Let’s Outsmart Mould and Mildew!

Jan 27, 2020

Some fungi are our friends, or our food.
As professional cleaners, one of our tasks is to deal with mould and mildew. Although small patches of mould can be dealt with as part of regular weekly or fortnightly cleaning, removing major mould attacks is time-consuming and definitely comes under the umbrella of deep cleaning.

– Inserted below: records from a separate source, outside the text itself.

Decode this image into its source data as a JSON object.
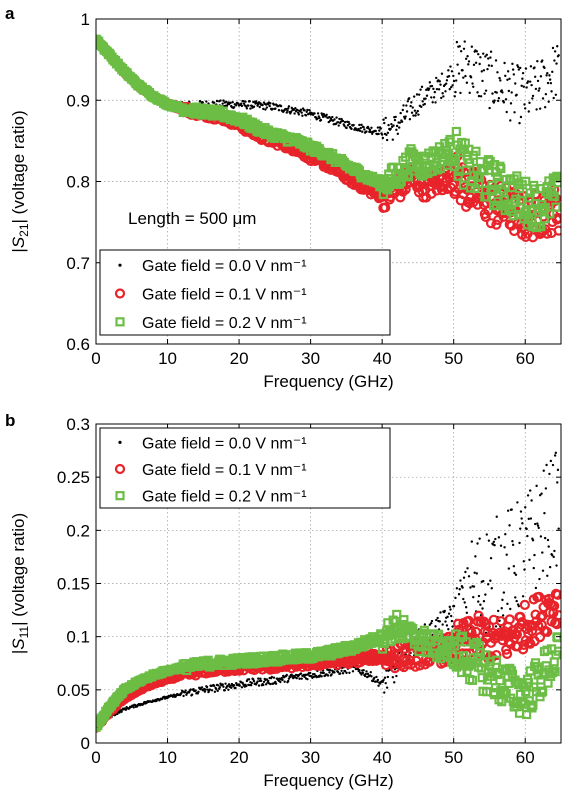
{
  "chart_data": [
    {
      "panel_label": "a",
      "type": "scatter",
      "xlabel": "Frequency (GHz)",
      "ylabel": "|S21| (voltage ratio)",
      "ylabel_parts": {
        "pre": "|",
        "italic": "S",
        "sub": "21",
        "post": "| (voltage ratio)"
      },
      "xlim": [
        0,
        65
      ],
      "ylim": [
        0.6,
        1.0
      ],
      "xticks": [
        0,
        10,
        20,
        30,
        40,
        50,
        60
      ],
      "yticks": [
        0.6,
        0.7,
        0.8,
        0.9,
        1.0
      ],
      "ytick_labels": [
        "0.6",
        "0.7",
        "0.8",
        "0.9",
        "1"
      ],
      "grid": true,
      "legend_position": "bottom-left",
      "annotation": "Length = 500 μm",
      "series": [
        {
          "name": "Gate field = 0.0 V nm⁻¹",
          "marker": "dot",
          "color": "#000000",
          "x": [
            0,
            2,
            4,
            6,
            8,
            10,
            12,
            14,
            16,
            18,
            20,
            22,
            24,
            26,
            28,
            30,
            32,
            34,
            36,
            38,
            40,
            42,
            44,
            46,
            48,
            50,
            52,
            54,
            56,
            58,
            60,
            62,
            64
          ],
          "y": [
            0.975,
            0.955,
            0.935,
            0.918,
            0.905,
            0.897,
            0.894,
            0.894,
            0.895,
            0.895,
            0.895,
            0.894,
            0.893,
            0.89,
            0.887,
            0.883,
            0.878,
            0.873,
            0.868,
            0.864,
            0.862,
            0.868,
            0.89,
            0.905,
            0.915,
            0.935,
            0.945,
            0.93,
            0.92,
            0.91,
            0.905,
            0.915,
            0.935
          ]
        },
        {
          "name": "Gate field = 0.1 V nm⁻¹",
          "marker": "circle",
          "color": "#e8232a",
          "x": [
            0,
            2,
            4,
            6,
            8,
            10,
            12,
            14,
            16,
            18,
            20,
            22,
            24,
            26,
            28,
            30,
            32,
            34,
            36,
            38,
            40,
            42,
            44,
            46,
            48,
            50,
            52,
            54,
            56,
            58,
            60,
            62,
            64
          ],
          "y": [
            0.975,
            0.955,
            0.935,
            0.918,
            0.905,
            0.895,
            0.89,
            0.885,
            0.882,
            0.878,
            0.87,
            0.86,
            0.852,
            0.847,
            0.84,
            0.83,
            0.822,
            0.812,
            0.8,
            0.79,
            0.782,
            0.79,
            0.805,
            0.795,
            0.8,
            0.81,
            0.79,
            0.78,
            0.77,
            0.765,
            0.755,
            0.76,
            0.765
          ]
        },
        {
          "name": "Gate field = 0.2 V nm⁻¹",
          "marker": "square",
          "color": "#6cbd45",
          "x": [
            0,
            2,
            4,
            6,
            8,
            10,
            12,
            14,
            16,
            18,
            20,
            22,
            24,
            26,
            28,
            30,
            32,
            34,
            36,
            38,
            40,
            42,
            44,
            46,
            48,
            50,
            52,
            54,
            56,
            58,
            60,
            62,
            64
          ],
          "y": [
            0.975,
            0.955,
            0.935,
            0.918,
            0.905,
            0.895,
            0.89,
            0.887,
            0.885,
            0.882,
            0.877,
            0.868,
            0.86,
            0.855,
            0.85,
            0.842,
            0.835,
            0.825,
            0.815,
            0.805,
            0.797,
            0.805,
            0.825,
            0.82,
            0.83,
            0.84,
            0.815,
            0.805,
            0.795,
            0.785,
            0.775,
            0.77,
            0.78
          ]
        }
      ]
    },
    {
      "panel_label": "b",
      "type": "scatter",
      "xlabel": "Frequency (GHz)",
      "ylabel": "|S11| (voltage ratio)",
      "ylabel_parts": {
        "pre": "|",
        "italic": "S",
        "sub": "11",
        "post": "| (voltage ratio)"
      },
      "xlim": [
        0,
        65
      ],
      "ylim": [
        0,
        0.3
      ],
      "xticks": [
        0,
        10,
        20,
        30,
        40,
        50,
        60
      ],
      "yticks": [
        0,
        0.05,
        0.1,
        0.15,
        0.2,
        0.25,
        0.3
      ],
      "ytick_labels": [
        "0",
        "0.05",
        "0.1",
        "0.15",
        "0.2",
        "0.25",
        "0.3"
      ],
      "grid": true,
      "legend_position": "top-left",
      "series": [
        {
          "name": "Gate field = 0.0 V nm⁻¹",
          "marker": "dot",
          "color": "#000000",
          "x": [
            0,
            2,
            4,
            6,
            8,
            10,
            12,
            14,
            16,
            18,
            20,
            22,
            24,
            26,
            28,
            30,
            32,
            34,
            36,
            38,
            40,
            42,
            44,
            46,
            48,
            50,
            52,
            54,
            56,
            58,
            60,
            62,
            64
          ],
          "y": [
            0.015,
            0.025,
            0.032,
            0.036,
            0.04,
            0.043,
            0.046,
            0.049,
            0.051,
            0.053,
            0.055,
            0.057,
            0.058,
            0.06,
            0.062,
            0.064,
            0.066,
            0.068,
            0.07,
            0.065,
            0.055,
            0.07,
            0.09,
            0.1,
            0.11,
            0.12,
            0.14,
            0.15,
            0.16,
            0.17,
            0.18,
            0.2,
            0.22
          ]
        },
        {
          "name": "Gate field = 0.1 V nm⁻¹",
          "marker": "circle",
          "color": "#e8232a",
          "x": [
            0,
            2,
            4,
            6,
            8,
            10,
            12,
            14,
            16,
            18,
            20,
            22,
            24,
            26,
            28,
            30,
            32,
            34,
            36,
            38,
            40,
            42,
            44,
            46,
            48,
            50,
            52,
            54,
            56,
            58,
            60,
            62,
            64
          ],
          "y": [
            0.015,
            0.03,
            0.042,
            0.05,
            0.056,
            0.06,
            0.064,
            0.067,
            0.069,
            0.07,
            0.071,
            0.072,
            0.072,
            0.073,
            0.074,
            0.075,
            0.076,
            0.077,
            0.078,
            0.08,
            0.081,
            0.082,
            0.083,
            0.085,
            0.086,
            0.09,
            0.095,
            0.1,
            0.095,
            0.1,
            0.11,
            0.12,
            0.13
          ]
        },
        {
          "name": "Gate field = 0.2 V nm⁻¹",
          "marker": "square",
          "color": "#6cbd45",
          "x": [
            0,
            2,
            4,
            6,
            8,
            10,
            12,
            14,
            16,
            18,
            20,
            22,
            24,
            26,
            28,
            30,
            32,
            34,
            36,
            38,
            40,
            42,
            44,
            46,
            48,
            50,
            52,
            54,
            56,
            58,
            60,
            62,
            64
          ],
          "y": [
            0.015,
            0.035,
            0.05,
            0.058,
            0.064,
            0.068,
            0.071,
            0.073,
            0.075,
            0.076,
            0.077,
            0.078,
            0.079,
            0.08,
            0.081,
            0.082,
            0.084,
            0.087,
            0.09,
            0.095,
            0.1,
            0.11,
            0.1,
            0.095,
            0.09,
            0.085,
            0.08,
            0.07,
            0.06,
            0.05,
            0.045,
            0.06,
            0.08
          ]
        }
      ]
    }
  ]
}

Why are mould and mildew so bad? Mildew is just another word for mould, and mould is a type of fungus. When we talk about mould and mildew we’re usually talking about the kinds of fungi that cause food spoilage or grow in places where we don’t want them, on our bathroom tiles for example. Breathing in fungal spores can cause health problems for vulnerable people, such as infants, the elderly, allergy sufferers and those with weakened immune systems. Even if mould in your house doesn’t necessarily make you ill, if left unchecked it will damage the property. It has an unpleasant “mildewy” smell and the sight of it is depressing.

The black spots or discolouration we see are only on the surface: the feeding part fungi are their mycelia, the microscopic root-like network that grows into the substrate. Just as fungi will eat away at a piece of fruit, they will consume parts of your home, destroying the structural integrity of things like tile grout or soft wood.

Like most microorganisms, fungi thrive in damp conditions. The most problematic room in the house tends to be the bathroom, for obvious reasons. Baths don’t produce very much steam but showers produce a lot, and this steam condenses on bathroom surfaces if it can’t escape. Therefore bathrooms need good extractor fans, and they also need to be sufficiently heated, because if they’re cold condensation will form before the steam can be extracted. Good heating and ventilation will help to evaporate the water that sits in the shower after use. Showers that stay wet for hours on end are bound to have a mould problem, even when cleaned every week.

The sealant around the shower tray, the strip along the bottom of the shower door and the joins between the shower wall and the shower door are where mould first strikes. Mould on the silicon sealant should be removed immediately, because once it grows under the sealant the only real option is to remove the sealant, treat the area with a fungicidal agent, and reapply the sealant.  Likewise, if mould grows into the tile grout, you’ll have to re-grout the tiles in order to get rid of it.

I advise being proactive! For fungus, prevention is better than cure. Avoid placing shampoo bottles etc. close to the silicon sealant, as they will trap moisture. You could dry the shower with a squeegee after every use, though not everyone has time for this. Certainly it’s worth the effort to dry any area where water pools, whether this be behind the bath taps or in alcoves built into the shower. Keep a bottle of an anti-mould product (e.g. Astonish Mould and Mildew Blaster, £2.99 on Amazon or £1 from Poundland) in the bathroom to be used at the first hint of a black spot or any pink or orange discolouration. You could even get trigger-happy with the stuff and spray it onto the silicon once a week. Though this may not sound environmentally friendly, in my opinion having to replace bathroom fittings would be even more harmful to the environment.

Mould and mildew removers invariably contain bleach (sodium hypochlorite). If you don’t want to buy a special product, you can just treat mould with bleach applied to a sponge. However, bleach-containing products will damage some surfaces. For example, they’ll leave white marks on painted walls, especially if the paint isn’t washable. Bleach cannot be used on soft furnishings or wallpaper.

Therefore, when mould forms in rooms other than the bathroom, it may be time to invest in a dehumidifier, or at least analyse the factors creating excess moisture in your home.

Here are some common culprits:

  • Laundry drying inside on racks or radiators
  • Uncovered pots boiling on a hob
  • Not having an extractor fan over the hob
  • Using gas fires for heating
  • Inadequate ventilation

Some simple steps can keep your house dry enough to keep the fungi at bay. Turn the heating on in the bathroom before you shower, and leave the fan running for at least 10 minutes after you’ve finished showering. Vacuum the outlets of the extractor fans to keep them clean and working well. Open the windows on a regular basis: although this will let heat escape, it will also let moisture escape, and dry air requires less energy to heat.

Mould spores are everywhere, yet they will only germinate in damp conditions. Remember this and you’ll have a head start in keeping your home free of fungus.